Die Werberegeln für klassische TV-Sender sollen gelockert werden, etwa bei Kinderprogrammen. Was würden die neuen Regeln für Anbieter und Zuschauer bedeuten?
Das ist ein Randthema. Viel wichtiger ist doch, wie wir zukünftig Redaktionen finanzieren, die Ressourcen für eigenständige Recherchen haben. Wie sichern wir die Werbeeinnahmen für lokale und regionale Anbieter? Wie verhindern wir, dass Werbegelder zu Tech-Firmen in die USA gehen, die hier keine Steuern zahlen und erst recht vor Ort keinen Journalismus finanzieren? Antwort offen.

Plattformen wie YouTube oder Facebook sollen als "Medienintermediäre" die Inhalteanbieter nicht diskriminieren dürfen und Angebote hervorheben, die in besonderem Maße die Meinungs- und Angebotsvielfalt fördern. Wie lässt sich das effektiv sicherstellen?

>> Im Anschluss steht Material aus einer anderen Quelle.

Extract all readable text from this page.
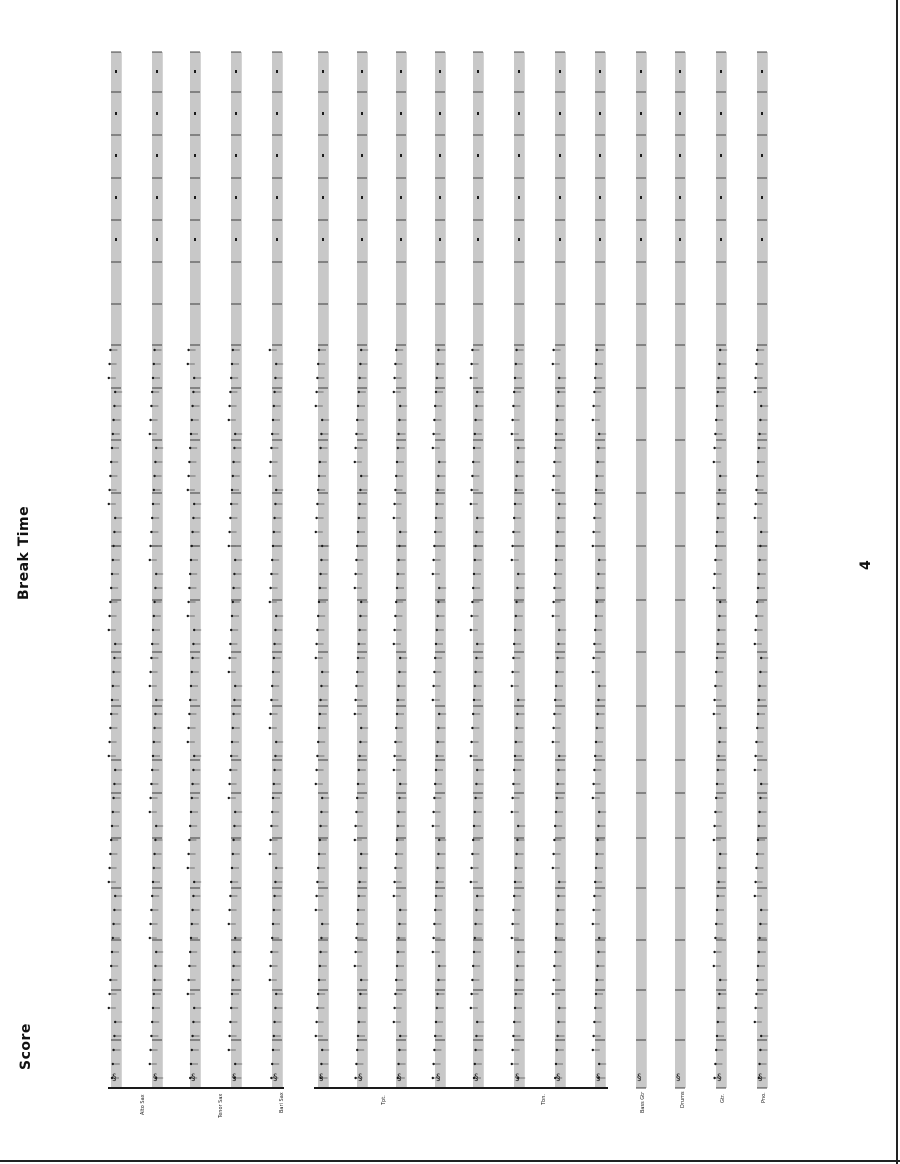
Score
Break Time	4
Alto Sax	Tenor Sax	Bari Sax	Tpt.	Tbn.	Bass Gtr	Drums	Gtr.	Pno.
§	§	§	§	§	§	§	§	§	§	§	§	§	§	§	§	§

Schritt eins - es muss feststehen, welche Angebote für die Meinungsvielfalt wichtig sind. Das zu bewerten und festzustellen, können die Medienanstalten, da haben die Gremien Übung. Der zweite Schritt ist schwieriger, denn die Algorithmen der Anbieter sind darauf dressiert, zu Suchfragen immer passendere Ergebnisse anzuzeigen - wenn man so will, sind das immer radikalere Ansichten zu einem Thema. Notwendig sind andere Ansichten zu und andere Perspektiven auf einzelne Themen. Das wird am Ende mehr sein als nur ein bunter Button „Vielfaltsangebot“ am Fuß der Seite neben den Links zu Impressum und Datenschutz.

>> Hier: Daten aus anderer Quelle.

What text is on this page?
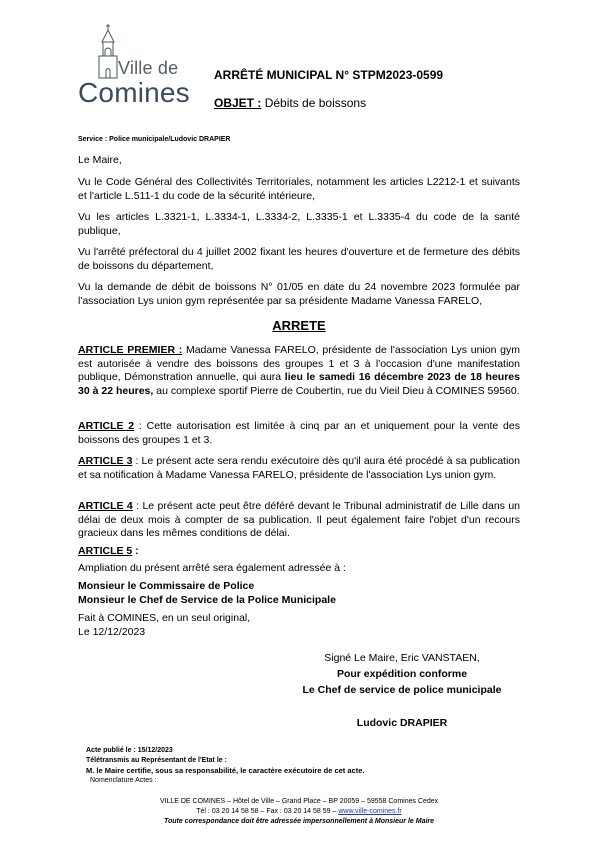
Ville de
Comines
ARRÊTÉ MUNICIPAL N° STPM2023-0599
OBJET : Débits de boissons
Service : Police municipale/Ludovic DRAPIER

Le Maire,

Vu le Code Général des Collectivités Territoriales, notamment les articles L2212-1 et suivants et l'article L.511-1 du code de la sécurité intérieure,

Vu les articles L.3321-1, L.3334-1, L.3334-2, L.3335-1 et L.3335-4 du code de la santé publique,

Vu l'arrêté préfectoral du 4 juillet 2002 fixant les heures d'ouverture et de fermeture des débits de boissons du département,

Vu la demande de débit de boissons N° 01/05 en date du 24 novembre 2023 formulée par l'association Lys union gym représentée par sa présidente Madame Vanessa FARELO,

ARRETE

ARTICLE PREMIER : Madame Vanessa FARELO, présidente de l'association Lys union gym est autorisée à vendre des boissons des groupes 1 et 3 à l'occasion d'une manifestation publique, Démonstration annuelle, qui aura lieu le samedi 16 décembre 2023 de 18 heures 30 à 22 heures, au complexe sportif Pierre de Coubertin, rue du Vieil Dieu à COMINES 59560.

ARTICLE 2 : Cette autorisation est limitée à cinq par an et uniquement pour la vente des boissons des groupes 1 et 3.

ARTICLE 3 : Le présent acte sera rendu exécutoire dès qu'il aura été procédé à sa publication et sa notification à Madame Vanessa FARELO, présidente de l'association Lys union gym.

ARTICLE 4 : Le présent acte peut être déféré devant le Tribunal administratif de Lille dans un délai de deux mois à compter de sa publication. Il peut également faire l'objet d'un recours gracieux dans les mêmes conditions de délai.

ARTICLE 5 :

Ampliation du présent arrêté sera également adressée à :

Monsieur le Commissaire de Police

Monsieur le Chef de Service de la Police Municipale

Fait à COMINES, en un seul original,

Le 12/12/2023

Signé Le Maire, Eric VANSTAEN,
Pour expédition conforme
Le Chef de service de police municipale
Ludovic DRAPIER
Acte publié le : 15/12/2023
Télétransmis au Représentant de l'Etat le :
M. le Maire certifie, sous sa responsabilité, le caractère exécutoire de cet acte.
Nomenclature Actes :
VILLE DE COMINES – Hôtel de Ville – Grand Place – BP 20059 – 59558 Comines Cedex
Tél : 03 20 14 58 58 – Fax : 03 20 14 58 59 – www.ville-comines.fr
Toute correspondance doit être adressée impersonnellement à Monsieur le Maire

Sogenannte "Social Bots" sollen künftig markiert werden. Wie sollte das konkret umgesetzt werden?
Vielleicht „Maschine“ dran schreiben? Bei „Werbung“ geht’s ja auch.

Auch aufgrund europäischer Vorgaben soll der Medienstaatsvertrag bald verabschiedet werden. Was sollte aus Ihrer Sicht in der endgültigen Fassung unbedingt noch stehen?

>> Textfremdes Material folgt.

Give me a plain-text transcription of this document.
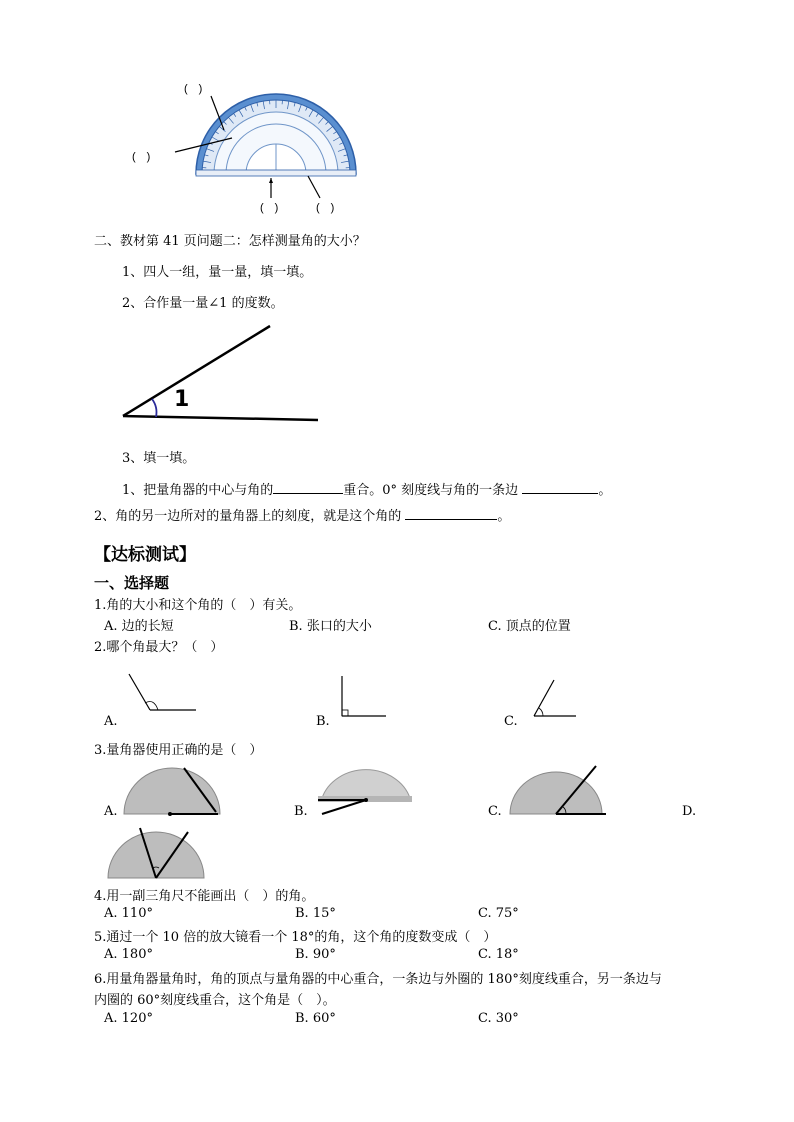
(　)
(　)
(　)	(　)
二、教材第 41 页问题二：怎样测量角的大小？
1、四人一组，量一量，填一填。
2、合作量一量∠1 的度数。
1
3、填一填。
1、把量角器的中心与角的	重合。0° 刻度线与角的一条边	。
2、角的另一边所对的量角器上的刻度，就是这个角的	。
【达标测试】
一、选择题
1.角的大小和这个角的（　）有关。
A. 边的长短	B. 张口的大小	C. 顶点的位置
2.哪个角最大？（　）
A.	B.	C.
3.量角器使用正确的是（　）
A.	B.	C.	D.
4.用一副三角尺不能画出（　）的角。
A. 110°	B. 15°	C. 75°
5.通过一个 10 倍的放大镜看一个 18°的角，这个角的度数变成（　）
A. 180°	B. 90°	C. 18°
6.用量角器量角时，角的顶点与量角器的中心重合，一条边与外圈的 180°刻度线重合，另一条边与
内圈的 60°刻度线重合，这个角是（　）。
A. 120°	B. 60°	C. 30°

Politisch sind die Themen für diese Runde zu. Aber, um aus dem Protokoll der Rundfunkkommission vom 5. Juni 2019 zu zitieren: „Es besteht Einvernehmen darüber, dass die Anpassung des Rechtsrahmens an die digitale Transformation eine Aufgabe ist, die mit dem vorliegenden Diskussionsentwurf noch nicht abgeschlossen ist.“ Es geht also um die „Fortschreibung des Medienstaatsvertrages“. Die hier angesprochenen Themen der Zulassung und der Finanzierung publizistischer Angebote angesichts der Plattformökonomie stehen auf dem Zettel. Aber auch das Medienkonzentrationsrecht und weitere Fragen der Vielfaltssicherung. Der „1. MStV-Änd-StV“ wird kommen.